When the thief Tancred encounters Willow at The Green Dolphin – a real bar now long gone in Toronto’s Parkdale neighbourhood – she is dying of hepatitis, so when she asks him to accompany her to her apartment and tells him that she is a multi-millionaire, he humours her. Then, when she asks him to go on a treasure hunt for her – a legacy from her father – he is pushed onto an unexpected path: “A treasure hunt, whatever you might call it, was a whim. So, to his mind, he was doing this for Willow, doing something to bring her peace, a kindness to one who was in need of kindness. He gave his word. He agreed to steal the four other mementos. He agreed to try to work out the significance of each.” 

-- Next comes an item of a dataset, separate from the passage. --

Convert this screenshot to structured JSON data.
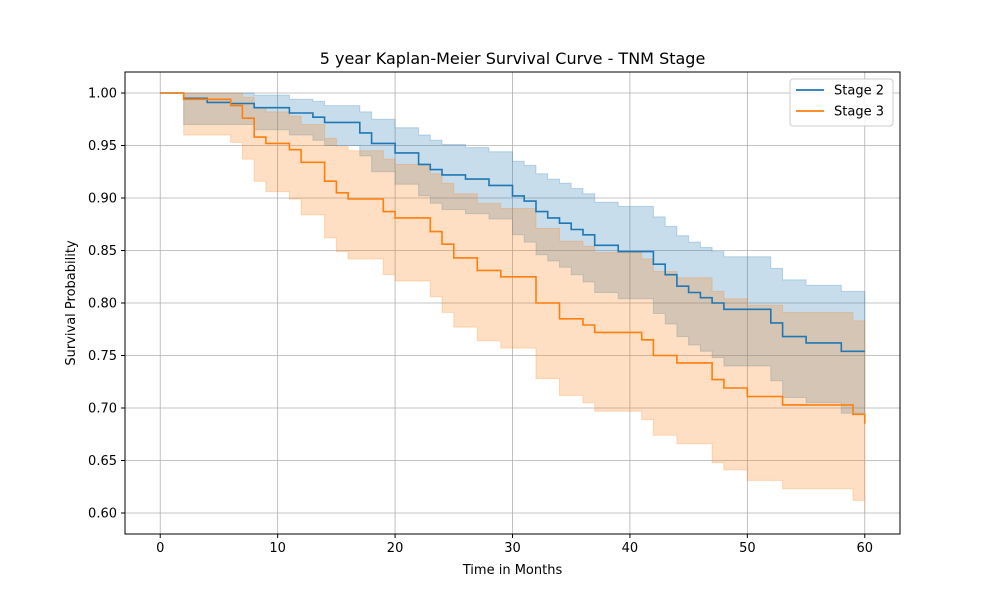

The treasure hunt is deceptively simple if you are an expert thief. Collect or steal the five mementos left to the five Azarian children by their father and decode their messages. At the end, according to Willow, there will be a great treasure. But along the way, like all of the protagonists in Alexis’s series, Tancred must make choices and think deeply at each turn: about goodness and sin, about home, about what it means to be loyal to a pack, about what it means to always question, to go further when it comes to the meaning of what is good and what is really important in life. These themes are echoes from the first two novels in Alexis’s quincunx, Pastoral (2014), and Fifteen Dogs (2015), and The Hidden Keys itself is, sadly, equally as short as the previous offerings. Together, the novels represent a glorious palimpsest of biblical, classical, and Canadian references overwhelming in their psychological intensity and in their brilliance. Alexis is a literary cartographer of the highest calibre and The Hidden Keys should be book-marked on everyone’s map.